The world is urbanising at an unprecedented rate. Around 80% of the UK population lives in cities and around the globe people are flocking from rural to urban environments.
This brings with it some of the great challenges of modern times. As increasing numbers of people move into cities, more vehicles, resources and infrastructure are needed to support them. A major question is how can cities remain green and liveable? Can this be done sustainably and with minimal environmental impact? With challenges around climate change, air quality, noise, biodiversity and aesthetics, is there space for urban biodiversity?
UCL is seeking to improve the liveability of UCL’s Bloomsbury Campus by creating new green spaces, and improving existing spaces.

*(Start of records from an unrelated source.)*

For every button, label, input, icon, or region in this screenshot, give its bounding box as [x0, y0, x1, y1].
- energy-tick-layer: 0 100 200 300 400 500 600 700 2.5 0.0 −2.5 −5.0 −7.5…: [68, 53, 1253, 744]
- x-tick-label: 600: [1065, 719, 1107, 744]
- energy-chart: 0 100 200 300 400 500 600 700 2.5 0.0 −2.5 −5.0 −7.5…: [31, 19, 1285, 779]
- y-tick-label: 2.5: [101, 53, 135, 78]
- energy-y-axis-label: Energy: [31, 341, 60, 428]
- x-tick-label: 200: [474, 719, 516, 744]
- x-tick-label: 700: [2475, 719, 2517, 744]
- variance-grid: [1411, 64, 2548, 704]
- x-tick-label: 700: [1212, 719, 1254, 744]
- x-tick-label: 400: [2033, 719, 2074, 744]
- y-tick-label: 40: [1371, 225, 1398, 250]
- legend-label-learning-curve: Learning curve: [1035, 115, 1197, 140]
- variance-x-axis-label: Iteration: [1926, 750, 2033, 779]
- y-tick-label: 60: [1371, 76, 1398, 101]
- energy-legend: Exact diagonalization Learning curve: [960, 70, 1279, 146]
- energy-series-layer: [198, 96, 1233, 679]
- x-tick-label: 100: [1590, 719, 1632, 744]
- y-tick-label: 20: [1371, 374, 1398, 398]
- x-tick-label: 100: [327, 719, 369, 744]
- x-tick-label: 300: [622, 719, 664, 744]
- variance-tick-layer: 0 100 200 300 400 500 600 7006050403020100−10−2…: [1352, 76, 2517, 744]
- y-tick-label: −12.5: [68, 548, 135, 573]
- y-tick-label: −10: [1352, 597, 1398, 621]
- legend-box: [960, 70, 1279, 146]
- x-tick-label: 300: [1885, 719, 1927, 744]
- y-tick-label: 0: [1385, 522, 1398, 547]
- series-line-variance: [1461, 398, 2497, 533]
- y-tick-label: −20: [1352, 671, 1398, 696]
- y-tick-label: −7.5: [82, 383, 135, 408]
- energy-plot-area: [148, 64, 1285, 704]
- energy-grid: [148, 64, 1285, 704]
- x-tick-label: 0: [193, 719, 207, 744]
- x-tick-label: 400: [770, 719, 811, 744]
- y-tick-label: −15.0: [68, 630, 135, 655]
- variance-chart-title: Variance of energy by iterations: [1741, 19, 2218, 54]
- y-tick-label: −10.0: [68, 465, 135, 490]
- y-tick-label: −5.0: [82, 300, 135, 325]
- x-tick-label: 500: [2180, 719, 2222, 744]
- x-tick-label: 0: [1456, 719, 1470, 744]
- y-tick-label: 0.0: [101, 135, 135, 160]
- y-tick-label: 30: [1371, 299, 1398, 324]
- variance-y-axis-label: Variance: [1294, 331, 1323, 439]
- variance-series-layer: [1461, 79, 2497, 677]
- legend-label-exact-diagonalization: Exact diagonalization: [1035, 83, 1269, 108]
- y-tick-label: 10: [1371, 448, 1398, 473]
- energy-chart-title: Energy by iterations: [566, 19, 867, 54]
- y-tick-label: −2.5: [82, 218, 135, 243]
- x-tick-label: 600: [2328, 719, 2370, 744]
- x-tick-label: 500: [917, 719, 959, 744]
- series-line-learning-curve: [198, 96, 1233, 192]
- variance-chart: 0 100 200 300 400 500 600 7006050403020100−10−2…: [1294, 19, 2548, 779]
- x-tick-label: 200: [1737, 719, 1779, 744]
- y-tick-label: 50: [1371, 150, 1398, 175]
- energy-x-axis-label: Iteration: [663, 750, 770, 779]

A substantial body of evidence now exists on the multiple human economic, health and social benefits from wild spaces, including air filtration, flood resilience, health and mental wellbeing. As over half of the world’s population now live in cities, our societal global challenge is to design cities that support diverse human and ecological communities, making cities more sustainable and resilient.
UCL have over 250 buildings worth of roof, wall and surrounding space as well as being a key stakeholder in 3 of Bloomsbury’s squares and other public spaces around the campus. This means that UCL has control over a considerable footprint of space and can also influence a larger footprint of space around us. Using UCL’s academic expertise we are looking at ways to test bed green initiatives around our Estate.